After we marveled at the sunset, it began to get dark very quickly, so we turned on our headlamps and continued our trek up the steep and rocky terrain. This last part, unbeknownst to me, ended up being one of the hardest things I had ever done in my life. It’s hard to describe the terror I felt during the last hour. Hiking to the summit took every ounce of endurance in me. The incline was vigorously steep, the terrain was slippery, and the wind was fearfully strong. It was pitch black, except for the dim light tunnel from my headlamp. As the altitude and exhaustion began taking a toll on my body, I started praying intensely for God to give me strength to persevere, because I really did not think I could do it. What I heard God whispering repeatedly to me was, “It’s going to be okay. Just focus on the next step, nothing further. One step at a time. Trust me.” So, for the final hour of climbing up that summit, that’s what I did. I no longer strained my eyes to assess the distance and difficulty the path ahead appeared to be. I simply kept my head down and focused on making sure my next step would be sturdy and safe. Every time fear overcame me again and I felt the urge to give up, I held onto God’s words in Isaiah 43:2 “When you are in deep waters, I will be with you.”
I finally made it to the summit along with everyone else, and wow. Just WOW! We were only 80′ away from the crater, and we watched in awe-inspired silence at the mesmerizing scene of the volcano’s fierce eruptions in front of us. It was a deeply profound moment that made every painful step to arrive there will worth it.
We had a professional photographer in our group, and the above photos were captured by him (IG handle @keksmajor). The amateur ones below are from my trusty iPhone!
By the time we got back down to the base, it was 10pm and we were completely famished.
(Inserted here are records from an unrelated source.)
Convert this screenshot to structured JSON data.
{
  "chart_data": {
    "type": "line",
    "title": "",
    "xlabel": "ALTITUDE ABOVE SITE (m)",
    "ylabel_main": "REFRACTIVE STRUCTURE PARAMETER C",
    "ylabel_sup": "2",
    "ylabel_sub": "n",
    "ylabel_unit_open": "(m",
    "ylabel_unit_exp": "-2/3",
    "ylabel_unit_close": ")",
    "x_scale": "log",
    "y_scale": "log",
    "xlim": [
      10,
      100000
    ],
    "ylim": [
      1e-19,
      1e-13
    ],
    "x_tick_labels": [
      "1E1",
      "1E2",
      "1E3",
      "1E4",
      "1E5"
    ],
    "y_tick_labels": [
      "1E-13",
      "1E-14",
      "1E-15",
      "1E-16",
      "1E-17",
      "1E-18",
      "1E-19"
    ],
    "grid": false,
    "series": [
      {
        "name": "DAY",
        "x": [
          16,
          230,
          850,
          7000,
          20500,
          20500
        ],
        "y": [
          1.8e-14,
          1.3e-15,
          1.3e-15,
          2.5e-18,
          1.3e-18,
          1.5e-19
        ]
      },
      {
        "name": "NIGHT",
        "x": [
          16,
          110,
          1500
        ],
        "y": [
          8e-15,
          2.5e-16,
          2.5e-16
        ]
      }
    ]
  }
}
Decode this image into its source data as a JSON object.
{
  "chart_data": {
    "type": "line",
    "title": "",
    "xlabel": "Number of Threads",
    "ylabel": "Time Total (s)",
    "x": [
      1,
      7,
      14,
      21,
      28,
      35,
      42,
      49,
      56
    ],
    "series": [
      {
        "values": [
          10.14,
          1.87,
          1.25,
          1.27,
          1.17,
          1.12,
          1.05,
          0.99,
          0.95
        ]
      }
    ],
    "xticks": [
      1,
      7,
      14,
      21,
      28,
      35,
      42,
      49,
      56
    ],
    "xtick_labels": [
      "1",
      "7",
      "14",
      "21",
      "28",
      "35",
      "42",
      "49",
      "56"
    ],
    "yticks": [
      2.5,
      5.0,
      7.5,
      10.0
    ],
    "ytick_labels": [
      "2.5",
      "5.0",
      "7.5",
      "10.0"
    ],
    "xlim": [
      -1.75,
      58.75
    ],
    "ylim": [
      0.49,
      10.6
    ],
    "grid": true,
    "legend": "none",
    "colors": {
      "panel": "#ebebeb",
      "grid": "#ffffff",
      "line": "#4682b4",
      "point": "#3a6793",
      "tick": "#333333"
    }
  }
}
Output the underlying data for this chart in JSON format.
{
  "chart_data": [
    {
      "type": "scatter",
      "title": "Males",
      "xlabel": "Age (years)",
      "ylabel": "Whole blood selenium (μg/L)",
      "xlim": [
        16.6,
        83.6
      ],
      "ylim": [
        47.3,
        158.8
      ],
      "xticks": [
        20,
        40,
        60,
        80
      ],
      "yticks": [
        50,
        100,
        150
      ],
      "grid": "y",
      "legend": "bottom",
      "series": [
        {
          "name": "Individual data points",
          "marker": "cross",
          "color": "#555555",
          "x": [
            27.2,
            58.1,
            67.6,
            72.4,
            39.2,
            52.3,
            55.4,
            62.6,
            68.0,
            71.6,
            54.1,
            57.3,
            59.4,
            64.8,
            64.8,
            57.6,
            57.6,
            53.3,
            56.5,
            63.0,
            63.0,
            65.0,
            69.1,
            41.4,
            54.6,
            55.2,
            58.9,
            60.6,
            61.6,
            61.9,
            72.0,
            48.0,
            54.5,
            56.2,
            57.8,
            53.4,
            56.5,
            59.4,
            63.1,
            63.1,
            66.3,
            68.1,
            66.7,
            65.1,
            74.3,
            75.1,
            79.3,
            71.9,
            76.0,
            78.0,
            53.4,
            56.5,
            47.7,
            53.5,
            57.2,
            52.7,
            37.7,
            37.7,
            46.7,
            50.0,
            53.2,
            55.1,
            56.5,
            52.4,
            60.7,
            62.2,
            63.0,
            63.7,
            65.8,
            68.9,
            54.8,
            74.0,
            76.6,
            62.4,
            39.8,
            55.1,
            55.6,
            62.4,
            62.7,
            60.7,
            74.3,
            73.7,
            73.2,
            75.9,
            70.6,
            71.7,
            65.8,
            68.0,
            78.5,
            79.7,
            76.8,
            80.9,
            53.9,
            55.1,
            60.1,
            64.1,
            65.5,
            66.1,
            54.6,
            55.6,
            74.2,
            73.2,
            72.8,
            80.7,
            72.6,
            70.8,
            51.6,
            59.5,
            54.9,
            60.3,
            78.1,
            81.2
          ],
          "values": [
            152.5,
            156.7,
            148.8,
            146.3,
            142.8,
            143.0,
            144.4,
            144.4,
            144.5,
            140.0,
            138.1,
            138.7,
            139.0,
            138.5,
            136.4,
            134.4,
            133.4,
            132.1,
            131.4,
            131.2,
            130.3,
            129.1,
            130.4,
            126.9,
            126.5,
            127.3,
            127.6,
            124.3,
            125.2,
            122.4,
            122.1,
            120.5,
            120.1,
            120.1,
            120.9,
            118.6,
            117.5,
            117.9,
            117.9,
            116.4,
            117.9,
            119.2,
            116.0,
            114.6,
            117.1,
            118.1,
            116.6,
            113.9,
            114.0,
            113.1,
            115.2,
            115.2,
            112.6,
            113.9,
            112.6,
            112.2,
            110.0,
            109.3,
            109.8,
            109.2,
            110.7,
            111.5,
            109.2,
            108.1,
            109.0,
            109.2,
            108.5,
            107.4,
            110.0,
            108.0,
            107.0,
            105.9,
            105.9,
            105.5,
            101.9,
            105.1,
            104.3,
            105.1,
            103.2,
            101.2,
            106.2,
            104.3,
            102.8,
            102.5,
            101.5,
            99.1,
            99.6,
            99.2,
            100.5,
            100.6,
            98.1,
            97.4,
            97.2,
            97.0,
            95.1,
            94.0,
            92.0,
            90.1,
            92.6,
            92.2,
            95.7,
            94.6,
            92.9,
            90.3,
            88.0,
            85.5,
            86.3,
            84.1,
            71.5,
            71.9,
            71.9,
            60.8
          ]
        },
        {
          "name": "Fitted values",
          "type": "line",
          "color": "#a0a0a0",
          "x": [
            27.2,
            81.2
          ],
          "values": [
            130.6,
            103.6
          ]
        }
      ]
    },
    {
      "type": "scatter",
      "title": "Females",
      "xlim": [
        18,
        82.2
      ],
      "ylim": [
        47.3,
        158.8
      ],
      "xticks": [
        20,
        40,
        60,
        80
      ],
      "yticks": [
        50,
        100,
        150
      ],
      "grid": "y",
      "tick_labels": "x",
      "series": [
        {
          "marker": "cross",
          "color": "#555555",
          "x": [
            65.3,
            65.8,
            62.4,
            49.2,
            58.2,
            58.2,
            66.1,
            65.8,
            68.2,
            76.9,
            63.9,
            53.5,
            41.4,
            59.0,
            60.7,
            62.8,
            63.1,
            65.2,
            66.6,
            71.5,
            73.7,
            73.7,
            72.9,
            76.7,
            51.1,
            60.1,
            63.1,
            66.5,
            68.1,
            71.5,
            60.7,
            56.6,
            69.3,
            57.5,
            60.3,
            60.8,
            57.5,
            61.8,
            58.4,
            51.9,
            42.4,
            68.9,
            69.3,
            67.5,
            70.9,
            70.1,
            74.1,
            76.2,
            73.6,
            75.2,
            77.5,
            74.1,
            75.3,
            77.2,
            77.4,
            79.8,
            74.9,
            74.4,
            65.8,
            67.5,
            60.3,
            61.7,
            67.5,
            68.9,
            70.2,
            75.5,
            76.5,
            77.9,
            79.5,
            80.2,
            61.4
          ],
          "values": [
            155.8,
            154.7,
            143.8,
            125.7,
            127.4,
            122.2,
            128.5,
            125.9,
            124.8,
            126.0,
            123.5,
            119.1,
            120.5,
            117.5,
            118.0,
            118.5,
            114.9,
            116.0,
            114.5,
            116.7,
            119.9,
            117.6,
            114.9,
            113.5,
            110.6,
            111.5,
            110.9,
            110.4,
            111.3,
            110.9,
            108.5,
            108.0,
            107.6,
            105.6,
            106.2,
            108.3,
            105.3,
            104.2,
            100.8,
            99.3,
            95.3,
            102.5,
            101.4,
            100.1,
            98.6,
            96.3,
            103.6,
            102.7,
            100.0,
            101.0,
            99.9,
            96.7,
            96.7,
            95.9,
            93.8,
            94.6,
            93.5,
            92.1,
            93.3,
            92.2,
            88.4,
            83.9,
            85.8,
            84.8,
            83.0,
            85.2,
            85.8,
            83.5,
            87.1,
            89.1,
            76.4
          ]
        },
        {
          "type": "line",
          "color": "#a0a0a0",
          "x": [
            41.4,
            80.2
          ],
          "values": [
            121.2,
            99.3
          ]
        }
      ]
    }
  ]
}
Our guide prepared some pasta and mulled wine for us, which tasted absolutely heavenly given how cold and hungry we all were!
We finished off the night with some s’mores (because you can’t say you camped without having s’mores!) and then retreated into our tents to sleep. I thought I would sleep really well given how physically exhausted I was, but the chill of the wind, plus the sound of the constant eruptions kept me up for most of the night. I found myself drifting in and out of sleep, and soon, I heard our guide’s alarm go off, signaling that it was 5:30am and time for us to wake up to watch the sunrise.
Our guide did say we had the option to remain in our tent if we wanted to skip the sunrise, but how could we give up the chance to watch sunrise beneath an active volcano? We piled on layers of clothing and braved the morning chill together as we hiked about 30 minutes to the spot where we witnessed the most magical sunrise amongst the clouds!
Our guide even made us breakfast while we watched the sunrise!
From our spot, we could also see Volcano Fuego erupting from a distance, which was super cool.
After breakfast, we made our way back down to the base to pack everything up, and then we all hiked back down where the minivan was waiting to take us back to Antigua.
It felt truly phenomenal to have achieved this hike, and to experience the volcano the way that we did. If you are planning to visit Guatemala, I would definitely recommend you put this on your bucket list there!